I am going to gently disagree with "EGL is closer to RPG and COBOL than
any of the other languages being presented as alternatives" statement.
I'll start with my assumptions, and I am biased here because my lack of
"extensive" history with RPG: I wrote my first RPG II program on S/36
in 1985 and had no clue what I was doing. Outside of a smattering of
Fortran programming in the mid-70's and some BASIC programming in early
1980 I hadn't written much in the way of computer programs before that.
Even now I haven't been a "full time" programmer until the last two
years. From 1985 until 2006, I was doing programming up to 100% of my
time but my primary focus was either management or consulting, not
programming. So I add that preamble so that you can see my bias when it
comes to using a programming tool: I am a pragmatist, not someone who
will focus on the technical elegance of the tool.
So the assumption is, the day to day RPG programmer is writing code with
SEU and is probably not using much in the way of ILE. No free format,
no modules, no ILE integration with Java or C. So that is my
assumption, given my experience, and that assumption may be flawed.
OK, with *that* assumption, an RPG programmer, as I have just
described, now has just launched RBD and is staring at the workbench.
This ain't like SEU, this ain't like anything they have seen on the i
before. They are in a graphical world now and as they walk through their
first "Hello World" app or whatever, they are almost guaranteed to
encounter an error. It won't resemble an SEU error or a compile error.
It will display like some errors do in a browser or in Windows. Just a
text message probably with a reference they haven't seen before.
This isn't unique to EGL. But I would argue, unlike what you posit,
that EGL has no advantage in this case. PHP 5, Java, C# would all be
equally baffling to an RPG programmer at this point. I think the reverse
is equally true as well, someone used to a more graphical development
environment would be baffled by what they would experience going to
RPG. In fact the two Midrange posts that might be the RPG analog to
Jon's comment about EGL and the difficulty he has in unpacking the
errors would be the post RE: "Ext Print Files - In the Beginning" from
July 10th and the post RE: "help !! output screen disapear soon ." from
June 28th. These are two posts about very simple things that each of the
authors found baffling. They seem new to RPG and can't figure out what
they have done wrong. It probably is *just* different enough from what
they are used to leave them confused.
Now, one of them may say "Geez, this RPG stuff is really confusing. I
wish it were more straight forward" and perhaps someone, maybe Simon
Coulter, would let them know in no uncertain terms that they ought to
stop disparaging RPG and RTFM (in his own inimitable way). But it was
merely a statement of frustration, a means to seek help, not slight to
the language.
EGL holds a lot of promise, and, fortunately, has moved out of the
"skunk works" and is becoming a topic that is widely discussed and
supported and, therefore, easier to get help/support info for. That is a
good thing. But I don't believe it is naturally an easier to digest
language. It's like Java, but different enough to cause me quite a bit
of frustration. It is like RPG, but different enough to give me
headaches as I do mental gymnastics to translate RPG into EGL
constructs. Like Jon, I DO like EGL and I look forward to using it with
greater regularity but we need to concentrate on making it easier for
the noobs to sort out their errors and keep moving. That is what the
list here is for.
"it's more productive, and the tools are better. But that's just me
<smile>." Yeah, it IS just you, at the moment. What we need are more
Joe Plutas, in terms of EGL knowledgeable professionals, on this list.
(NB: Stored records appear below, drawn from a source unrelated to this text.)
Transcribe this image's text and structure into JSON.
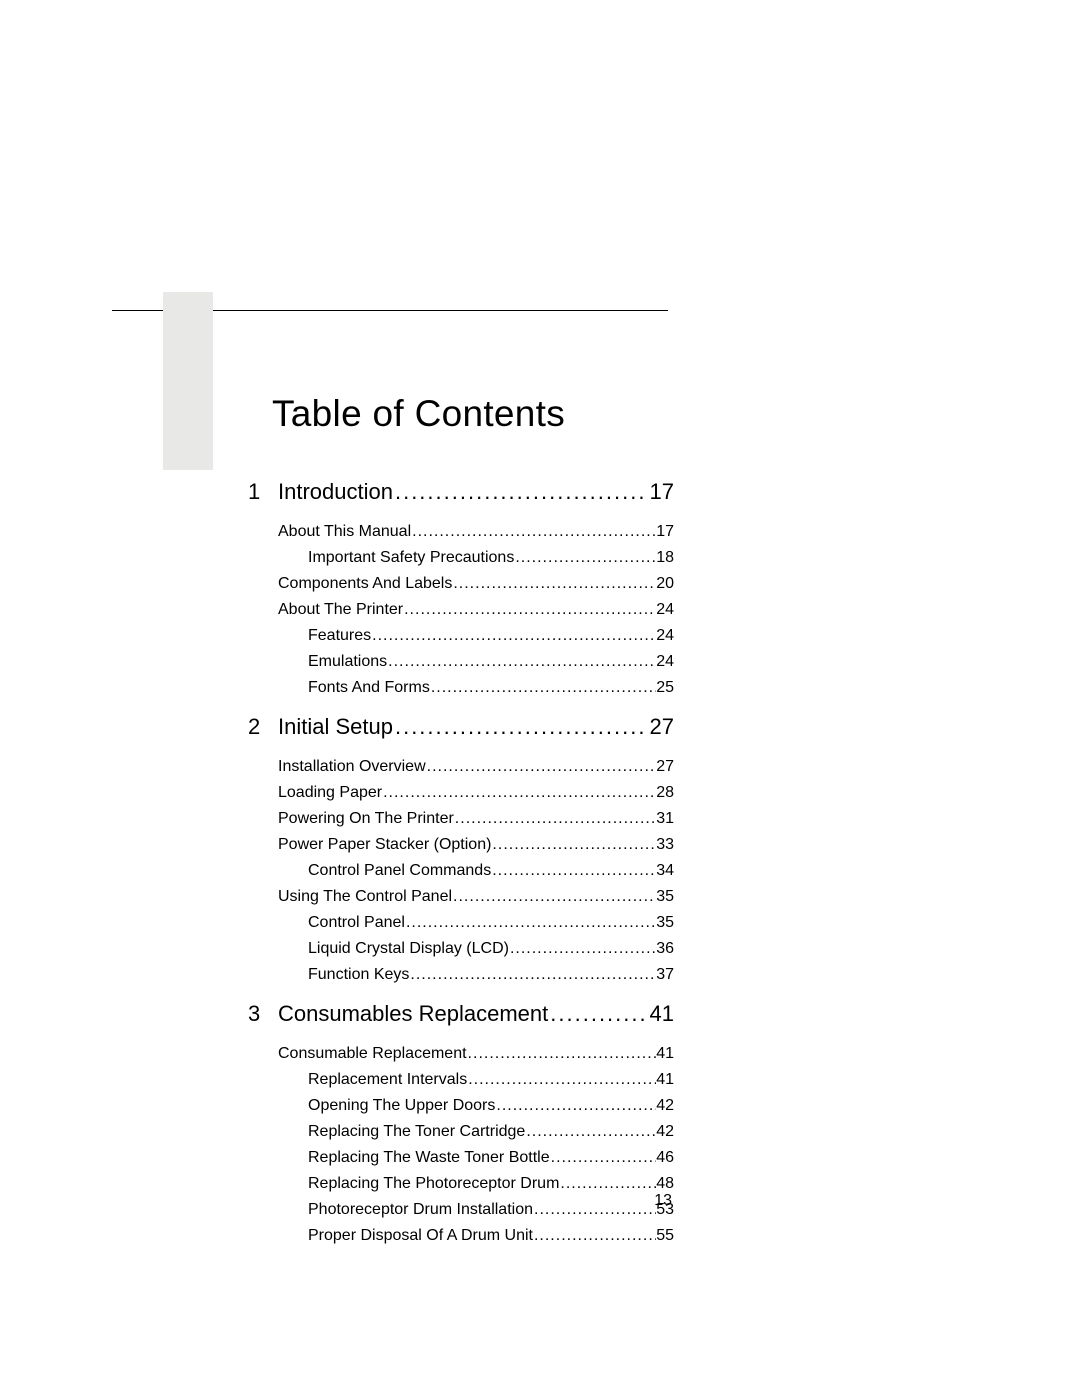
{
  "title": "Table of Contents",
  "page_number": "13",
  "colors": {
    "text": "#000000",
    "background": "#ffffff",
    "gray_block": "#e8e8e6",
    "rule": "#000000"
  },
  "typography": {
    "title_fontsize": 37,
    "section_fontsize": 22,
    "entry_fontsize": 16,
    "font_family": "Arial"
  },
  "sections": [
    {
      "num": "1",
      "label": "Introduction",
      "page": "17",
      "entries": [
        {
          "level": 1,
          "label": "About This Manual",
          "page": "17"
        },
        {
          "level": 2,
          "label": "Important Safety Precautions",
          "page": "18"
        },
        {
          "level": 1,
          "label": "Components And Labels",
          "page": "20"
        },
        {
          "level": 1,
          "label": "About The Printer",
          "page": "24"
        },
        {
          "level": 2,
          "label": "Features",
          "page": "24"
        },
        {
          "level": 2,
          "label": "Emulations",
          "page": "24"
        },
        {
          "level": 2,
          "label": "Fonts And Forms",
          "page": "25"
        }
      ]
    },
    {
      "num": "2",
      "label": "Initial Setup",
      "page": "27",
      "entries": [
        {
          "level": 1,
          "label": "Installation Overview",
          "page": "27"
        },
        {
          "level": 1,
          "label": "Loading Paper",
          "page": "28"
        },
        {
          "level": 1,
          "label": "Powering On The Printer",
          "page": "31"
        },
        {
          "level": 1,
          "label": "Power Paper Stacker (Option)",
          "page": "33"
        },
        {
          "level": 2,
          "label": "Control Panel Commands",
          "page": "34"
        },
        {
          "level": 1,
          "label": "Using The Control Panel",
          "page": "35"
        },
        {
          "level": 2,
          "label": "Control Panel ",
          "page": "35"
        },
        {
          "level": 2,
          "label": "Liquid Crystal Display (LCD)",
          "page": "36"
        },
        {
          "level": 2,
          "label": "Function Keys",
          "page": "37"
        }
      ]
    },
    {
      "num": "3",
      "label": "Consumables Replacement",
      "page": "41",
      "entries": [
        {
          "level": 1,
          "label": "Consumable Replacement",
          "page": "41"
        },
        {
          "level": 2,
          "label": "Replacement Intervals",
          "page": "41"
        },
        {
          "level": 2,
          "label": "Opening The Upper Doors",
          "page": "42"
        },
        {
          "level": 2,
          "label": "Replacing The Toner Cartridge",
          "page": "42"
        },
        {
          "level": 2,
          "label": "Replacing The Waste Toner Bottle",
          "page": "46"
        },
        {
          "level": 2,
          "label": "Replacing The Photoreceptor Drum",
          "page": "48"
        },
        {
          "level": 2,
          "label": "Photoreceptor Drum Installation",
          "page": "53"
        },
        {
          "level": 2,
          "label": "Proper Disposal Of A Drum Unit",
          "page": "55"
        }
      ]
    }
  ]
}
And, here is MY editorial, perhaps more EGL knowledgeable professionals
that don't see complaints about the difficulties in the language as
being attacks against EGL. Just frustrations that offer opportunities
for improvements.
Pete
Joe Pluta wrote:
Pete Helgren wrote:
But I stick by my guns on the "different is confusing" part. Making it
easy/easier to figure out what is wrong is the first step in in easing
adoption.
I agree with this, of course. Different is confusing. But I also
maintain that EGL is closer to RPG and COBOL than any of the other
languages being presented as alternatives, and it's more productive, and
the tools are better. But that's just me <smile>.